Yang saya tahu ialah Ibnu Khaldun mengaitkan kemunculan mutakallimun belakangan (thariqah muta’akhirin) dengan menyebarnya ilmu logika (mantiq). Ketika ilmu mantiq dijadikan alat pengukur (mi’yar) berargumen, maka mutakallimun belakangan mulai mengambil jalur berbeda dari metode para mutakallimun awal, dengan mencomot pandangan para filosof terkait hal-hal fisik (thabi’iyyat) dan metafisika (ilahiyat).
Namun, Ibnu Khaldun mengingatkan cara-kerja filsafat dan kalam itu berbeda. Jika boleh saya simpulkan dari dua judul dalam Muqaddimah-nya, yakni “ilm al-kalam” dan “ilm al-ilahiyat”, Ibnu Kaldun membedakan begini: Sementara filsafat bertujuan mencari kebenaran, kalam bermaksud mencari pembenaran.

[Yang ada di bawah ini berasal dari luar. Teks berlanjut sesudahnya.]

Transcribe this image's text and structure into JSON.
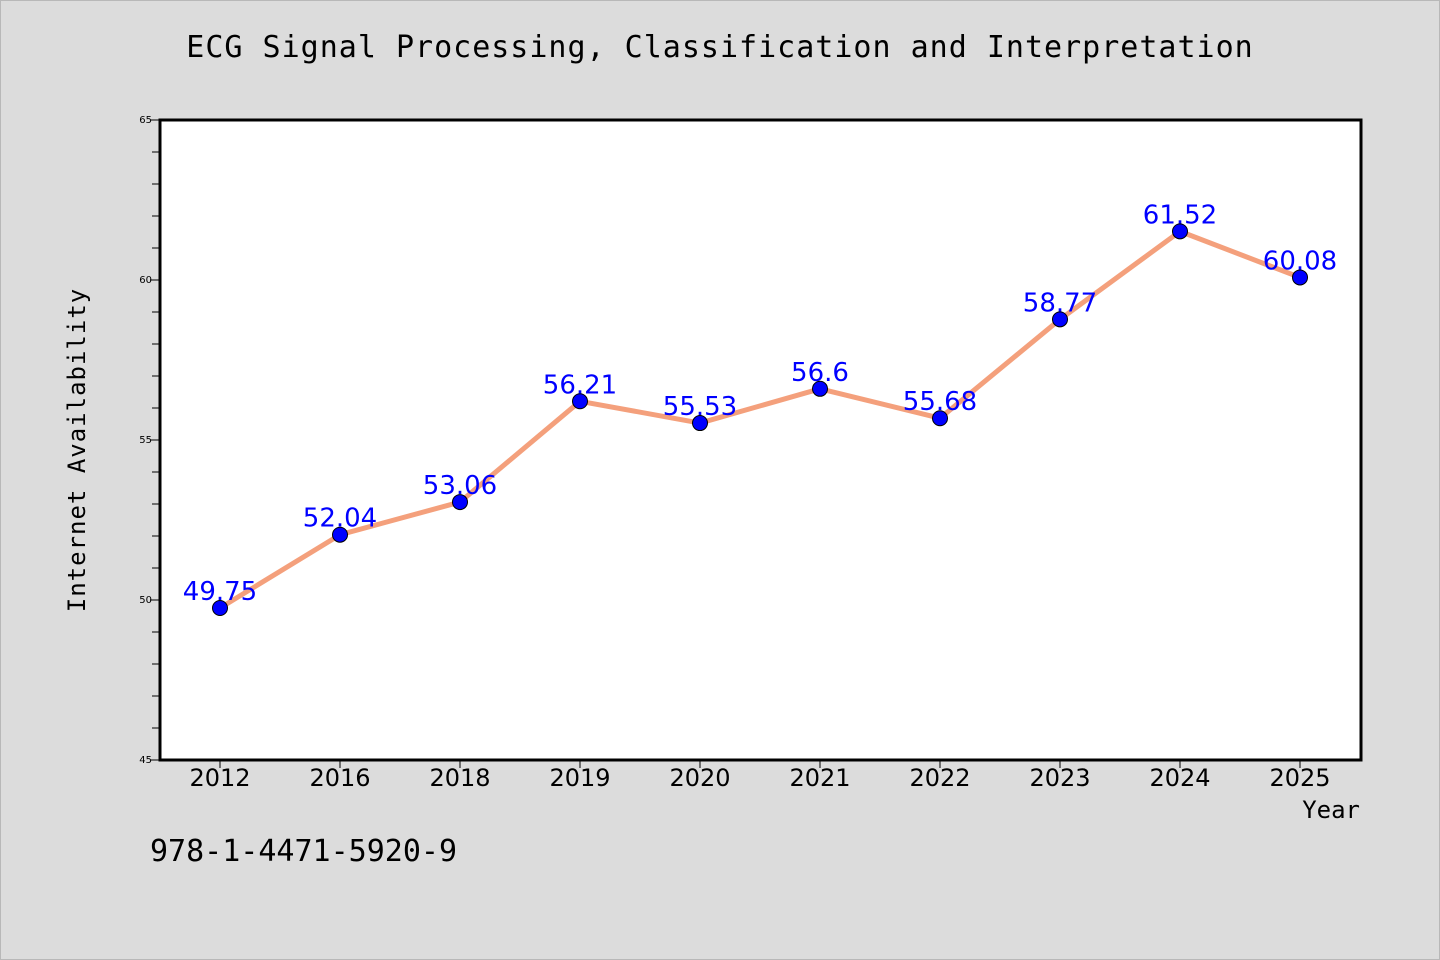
{
  "chart_data": {
    "type": "line",
    "title": "ECG Signal Processing, Classification and Interpretation",
    "xlabel": "Year",
    "ylabel": "Internet Availability",
    "categories": [
      "2012",
      "2016",
      "2018",
      "2019",
      "2020",
      "2021",
      "2022",
      "2023",
      "2024",
      "2025"
    ],
    "series": [
      {
        "values": [
          49.75,
          52.04,
          53.06,
          56.21,
          55.53,
          56.6,
          55.68,
          58.77,
          61.52,
          60.08
        ],
        "data_labels": [
          "49.75",
          "52.04",
          "53.06",
          "56.21",
          "55.53",
          "56.6",
          "55.68",
          "58.77",
          "61.52",
          "60.08"
        ],
        "line_color": "#f4a07c",
        "marker_color": "#0000ff"
      }
    ],
    "ylim": [
      45,
      65
    ],
    "yticks": [
      "45",
      "50",
      "55",
      "60",
      "65"
    ],
    "grid": false,
    "legend": "none"
  },
  "footer": {
    "isbn": "978-1-4471-5920-9"
  },
  "colors": {
    "background": "#dcdcdc",
    "plot_area": "#ffffff",
    "line": "#f4a07c",
    "marker": "#0000ff",
    "data_label": "#0000ff"
  }
}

Yang dimaksud “pembenaran” di sini ialah, pertama “mengasumsikan kebenaran doktrin-doktrin keimanan” (yufridhu al-aqa’id shahihah) dan (kemudian) “mempertunjukkan bukti-bukti dan argumen-argumen” (yastanhidhu al-hujaj wa al-adillah). Ini yang dalam tulisan sebelumnya saya sebut “justifikasi after-the-fact” atau “pembenaran post eventum” itu.
Coba saya terjemahkan beberapa kalimat dari Muqaddimah-nya, di bawah judul “ilm al-ilahiyat.” Ini kalimat Ibnu Khaldun setelah dia mengatakan bahwa kaum mutakkalimun belakangan mencampuradukkan masalah ilmu kalam dengan masalah filsafat (khallatha al-muta’akhkhirun min al-mutakallimin masa’il ilm al-kalam bi-masa’il al-falsafat):
“Apa yang diperbincangkan para mutakallimun dengan membangun argumen-argumen (rasional) bukanlah untuk menginvestigasi kebenaran. Sebab, upaya membuktikan (dan menyingkap) kebenaran tentang sesuatu yang tidak diketahui sebelumnya merupakan wilayah/kerja filsafat. Penggunaan argumen rasional (di kalangan mutakallimun) semata-mata untuk menyokong doktrin keimanan dan mazhab para salaf, serta untuk menolak syubhat (keraguan) ahli bid’ah yang menganggap pandangan mereka itu rasional.”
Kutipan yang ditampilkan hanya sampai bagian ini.